In a statement, Ross said “it was a tough day for everyone yesterday,” adding that the company is “now well-positioned for 2024.”
The job cuts come just two months after Ross Video announced it was investing $236 million to develop a full suite of cloud-based video-production software.
Dubbed “Ross 365,” the new platform will allow Ross clients to quickly set up virtual production studios with cloud-based switching, editing and other production equipment.
Financed in part by a $49-million contribution from the federal government’s Strategic Innovation Fund, the new cloud products are expected to provide a valuable source of additional revenue for Ross Video as the family- and employee-owned company looks ahead to a potential initial public offering.
Ross, the company’s majority shareholder, told OBJ earlier this year he expects to take the Ross Video public by his 60th birthday in April 2025.
“You sit there and you say, ‘Well, I can’t own the company forever,’” he said. “I put a lot of thought into what my options actually are.”
Founded by David Ross’s father John nearly 50 years ago, Ross Video has averaged 17 per cent annual revenue growth for the past two decades. Propelled by acquisitions and new product innovations, the firm has managed to double that growth rate in recent years and now generates annual sales in the $400-million range.
But the global economic downturn that sparked a massive wave of layoffs at other tech powerhouses such as Google, Meta and Ottawa-based Shopify has also hit Ross Video hard.
While the company still has 10 per cent more workers on its payroll than it did a year ago, Ross said sales forecasts at the start of the 2023 fiscal year suggested the firm would need to boost its headcount by 20 per cent to meet demand for its products.

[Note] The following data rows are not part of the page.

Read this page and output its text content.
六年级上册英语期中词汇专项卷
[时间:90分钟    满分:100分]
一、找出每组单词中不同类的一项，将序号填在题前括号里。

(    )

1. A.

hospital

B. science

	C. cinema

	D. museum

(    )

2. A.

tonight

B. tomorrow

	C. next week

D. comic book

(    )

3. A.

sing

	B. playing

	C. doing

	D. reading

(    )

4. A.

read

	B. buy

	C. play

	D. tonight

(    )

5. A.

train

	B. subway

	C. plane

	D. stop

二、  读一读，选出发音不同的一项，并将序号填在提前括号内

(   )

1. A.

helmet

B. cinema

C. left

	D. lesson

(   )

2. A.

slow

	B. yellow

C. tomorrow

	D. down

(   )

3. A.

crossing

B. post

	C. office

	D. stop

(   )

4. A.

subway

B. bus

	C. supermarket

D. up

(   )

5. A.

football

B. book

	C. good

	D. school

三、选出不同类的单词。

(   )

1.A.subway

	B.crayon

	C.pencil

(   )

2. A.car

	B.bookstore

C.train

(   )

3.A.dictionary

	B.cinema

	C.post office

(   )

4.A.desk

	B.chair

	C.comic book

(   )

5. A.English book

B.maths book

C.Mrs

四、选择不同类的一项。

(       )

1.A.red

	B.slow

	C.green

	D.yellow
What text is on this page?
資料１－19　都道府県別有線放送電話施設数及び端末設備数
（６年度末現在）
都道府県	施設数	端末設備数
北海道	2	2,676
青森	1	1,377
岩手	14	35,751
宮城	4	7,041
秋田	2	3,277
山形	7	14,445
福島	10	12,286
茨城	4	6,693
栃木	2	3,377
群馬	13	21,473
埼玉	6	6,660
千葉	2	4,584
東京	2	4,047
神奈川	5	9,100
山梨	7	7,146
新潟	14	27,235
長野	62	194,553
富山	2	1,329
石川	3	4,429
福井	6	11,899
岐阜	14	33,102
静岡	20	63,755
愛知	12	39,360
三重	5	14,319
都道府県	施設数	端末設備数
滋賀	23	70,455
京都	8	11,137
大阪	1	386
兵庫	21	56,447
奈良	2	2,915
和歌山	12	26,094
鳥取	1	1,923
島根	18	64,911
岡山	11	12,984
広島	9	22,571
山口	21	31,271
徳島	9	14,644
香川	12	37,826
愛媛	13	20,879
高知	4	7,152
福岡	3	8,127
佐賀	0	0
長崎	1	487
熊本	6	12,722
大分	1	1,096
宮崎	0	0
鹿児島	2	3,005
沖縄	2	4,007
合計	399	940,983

However, as its fiscal year end of Oct. 31 approaches, Ross said sales over the past 10 months have grown at just half the rate the company originally anticipated.
Although Ross said the company “never lost any business” and continues to have “a huge opportunity pipeline,” he admitted it has recently been less successful at “turning those opportunities into revenue” than it was earlier.
From its humble beginnings in 1974 as a manufacturer of a single product – production switchers used to shift between multiple cameras in live TV studios – Ross Video has evolved into a global manufacturer with dozens of products and a customer list that includes many of the world’s largest broadcasters, including ABC, CNN and NBC.